Medina: Yes, their email definitely did sound very dismissive. After we got on the news and started getting the message out, they did comment on it and it was once again very dismissive.

Yuill: Do you have other options in terms of getting some answers?

Vargas: What we want to do is have as many people [as possible] know that this issue is occurring, because truthfully, we want Stop & Shop to make a change and it doesn't seem like they are interested in doing so, unfortunately.

Yuill: We know that some neighborhoods can be food deserts, and food costs have really skyrocketed in many cases. Do you have other options, other places to buy nutritious food?

Medina: In Jamaica Plain, to find places to buy healthy and affordable food, [you have to go a] little further away. The problem with that is, aside from being further away, is that they're also not affordable because Jamaica Plain is mostly a low-income community. That means that [people] are not going to have that much income to actually go to a supermarket that is far away and get nutritious food.

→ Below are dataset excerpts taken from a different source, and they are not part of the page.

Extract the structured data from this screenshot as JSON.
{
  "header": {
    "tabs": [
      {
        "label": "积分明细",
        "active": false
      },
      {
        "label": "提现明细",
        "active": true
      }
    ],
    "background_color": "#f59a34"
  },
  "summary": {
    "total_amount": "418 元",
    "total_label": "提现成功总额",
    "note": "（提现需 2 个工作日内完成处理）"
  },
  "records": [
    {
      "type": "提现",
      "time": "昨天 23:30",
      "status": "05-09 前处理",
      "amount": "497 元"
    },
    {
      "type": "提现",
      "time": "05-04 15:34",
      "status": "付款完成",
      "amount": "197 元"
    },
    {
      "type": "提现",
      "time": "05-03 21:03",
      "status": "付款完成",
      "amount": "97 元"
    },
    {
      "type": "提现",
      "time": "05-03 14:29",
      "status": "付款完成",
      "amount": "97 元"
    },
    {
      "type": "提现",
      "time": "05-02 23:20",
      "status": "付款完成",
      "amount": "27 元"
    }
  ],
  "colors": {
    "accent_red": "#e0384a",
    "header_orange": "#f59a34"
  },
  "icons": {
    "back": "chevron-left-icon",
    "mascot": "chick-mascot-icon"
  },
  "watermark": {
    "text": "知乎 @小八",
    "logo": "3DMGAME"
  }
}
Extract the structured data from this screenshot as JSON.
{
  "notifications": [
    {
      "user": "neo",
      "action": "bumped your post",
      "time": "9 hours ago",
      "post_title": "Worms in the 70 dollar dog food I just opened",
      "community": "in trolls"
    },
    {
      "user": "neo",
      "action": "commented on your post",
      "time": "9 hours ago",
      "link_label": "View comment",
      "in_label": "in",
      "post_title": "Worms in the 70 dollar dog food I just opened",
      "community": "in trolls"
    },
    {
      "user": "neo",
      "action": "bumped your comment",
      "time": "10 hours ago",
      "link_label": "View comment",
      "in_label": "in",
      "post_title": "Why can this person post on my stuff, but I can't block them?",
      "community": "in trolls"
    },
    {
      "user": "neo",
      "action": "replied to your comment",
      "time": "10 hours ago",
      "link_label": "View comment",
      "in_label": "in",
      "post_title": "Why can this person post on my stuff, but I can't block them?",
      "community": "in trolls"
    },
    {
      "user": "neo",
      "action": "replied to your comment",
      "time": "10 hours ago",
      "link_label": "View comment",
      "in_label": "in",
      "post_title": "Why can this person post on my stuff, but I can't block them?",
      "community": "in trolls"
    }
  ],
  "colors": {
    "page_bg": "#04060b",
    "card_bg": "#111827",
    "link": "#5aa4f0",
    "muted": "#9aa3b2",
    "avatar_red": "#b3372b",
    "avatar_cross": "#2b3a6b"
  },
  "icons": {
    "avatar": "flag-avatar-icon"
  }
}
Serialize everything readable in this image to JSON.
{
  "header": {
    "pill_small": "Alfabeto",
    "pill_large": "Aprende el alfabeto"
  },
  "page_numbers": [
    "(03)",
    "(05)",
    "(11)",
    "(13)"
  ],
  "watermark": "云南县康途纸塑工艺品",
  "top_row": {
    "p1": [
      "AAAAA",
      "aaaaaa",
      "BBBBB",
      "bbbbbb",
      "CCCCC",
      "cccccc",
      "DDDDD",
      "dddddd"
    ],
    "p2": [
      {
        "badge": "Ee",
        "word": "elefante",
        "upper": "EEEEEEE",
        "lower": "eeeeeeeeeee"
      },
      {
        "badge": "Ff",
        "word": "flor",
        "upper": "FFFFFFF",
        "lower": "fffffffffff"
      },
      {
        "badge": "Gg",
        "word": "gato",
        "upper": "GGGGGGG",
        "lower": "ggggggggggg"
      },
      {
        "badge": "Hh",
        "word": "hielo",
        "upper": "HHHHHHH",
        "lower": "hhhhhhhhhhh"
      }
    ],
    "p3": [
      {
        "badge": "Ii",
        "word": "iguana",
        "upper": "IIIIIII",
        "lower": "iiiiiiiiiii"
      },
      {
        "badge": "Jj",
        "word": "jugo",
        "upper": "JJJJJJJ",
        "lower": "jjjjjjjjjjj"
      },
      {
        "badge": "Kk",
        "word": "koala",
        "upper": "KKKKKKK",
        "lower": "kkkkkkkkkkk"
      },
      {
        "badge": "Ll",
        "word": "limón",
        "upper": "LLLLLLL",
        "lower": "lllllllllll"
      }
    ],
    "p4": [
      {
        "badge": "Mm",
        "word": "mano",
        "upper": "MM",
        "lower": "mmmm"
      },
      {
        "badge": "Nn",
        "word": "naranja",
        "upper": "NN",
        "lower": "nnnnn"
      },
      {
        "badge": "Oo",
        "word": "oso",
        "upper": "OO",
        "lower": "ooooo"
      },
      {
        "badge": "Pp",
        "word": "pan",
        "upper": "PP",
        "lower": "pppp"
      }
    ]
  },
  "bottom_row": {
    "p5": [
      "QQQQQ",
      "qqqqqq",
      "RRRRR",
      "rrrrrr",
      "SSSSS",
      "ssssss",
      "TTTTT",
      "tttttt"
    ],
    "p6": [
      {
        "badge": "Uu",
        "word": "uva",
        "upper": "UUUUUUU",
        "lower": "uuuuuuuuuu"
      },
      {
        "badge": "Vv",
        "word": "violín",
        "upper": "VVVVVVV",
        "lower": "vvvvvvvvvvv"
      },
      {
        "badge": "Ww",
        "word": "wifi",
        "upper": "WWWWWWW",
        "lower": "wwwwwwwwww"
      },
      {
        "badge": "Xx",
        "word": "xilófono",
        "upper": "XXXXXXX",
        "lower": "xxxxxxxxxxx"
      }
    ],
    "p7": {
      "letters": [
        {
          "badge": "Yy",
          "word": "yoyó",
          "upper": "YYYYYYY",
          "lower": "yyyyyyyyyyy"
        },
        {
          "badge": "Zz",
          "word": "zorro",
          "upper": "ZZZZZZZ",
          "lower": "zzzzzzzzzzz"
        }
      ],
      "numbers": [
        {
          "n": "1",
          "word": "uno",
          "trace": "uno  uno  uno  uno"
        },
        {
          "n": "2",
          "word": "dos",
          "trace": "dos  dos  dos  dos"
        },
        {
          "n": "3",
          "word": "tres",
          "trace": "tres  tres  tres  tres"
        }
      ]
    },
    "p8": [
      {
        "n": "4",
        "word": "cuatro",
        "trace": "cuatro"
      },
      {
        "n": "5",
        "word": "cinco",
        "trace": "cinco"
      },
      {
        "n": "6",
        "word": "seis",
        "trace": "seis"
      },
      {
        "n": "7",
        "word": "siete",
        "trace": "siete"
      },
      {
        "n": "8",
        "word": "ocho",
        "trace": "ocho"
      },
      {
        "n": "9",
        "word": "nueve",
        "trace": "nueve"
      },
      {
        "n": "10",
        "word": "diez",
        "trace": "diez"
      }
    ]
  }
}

Yuill: So where does that leave people?

Medina: I think that definitely does leave people with the question of what to do, because they definitely do want to get the food that they need. They want it to be affordable and healthy. In order to find that healthy food, affordable prices, and also [have it be] close, that would be Stop & Shop. But them doing this, it's driving people to go further away to places and spend more money at those places.

Yuill: Ken, tell us about the response you've gotten from elected officials with this investigation and your queries.

Tangvik: The group has been very active ever since the Globe article came out. We have been contacted by some elected officials: our own city counselor, Kendra Lara, has a meeting with us [this] week and she's talking about having us present our findings to the Boston City Council. The attorney general's office actually also reached out to us on the day of the Globe article, and we will be meeting with a contingent from the AG's office this coming Tuesday.

Yuill: So you're definitely making progress.

Tangvik: Oh yeah.

Yuill: Derek and Emmanuel, what would be the best outcome from all this?

Medina: To have equity in Stop & Shops between Dedham and Jamaica Plain, because it's important to have affordable food and healthy food that's reachable.

Yuill: Do you think that's an achievable outcome?

Medina: I think it can be an achievable outcome.

Yuill: Can you tell us about some of the other projects that the Hyde Square Task Force has been involved in?

Vargas: The Hyde Square Task Force has been involved in a few different projects recently. Our most recent completed project was a mural at a nearby park in the Latin Quarter named Mozart Park. There's a lot of other things that we're actively working on as well.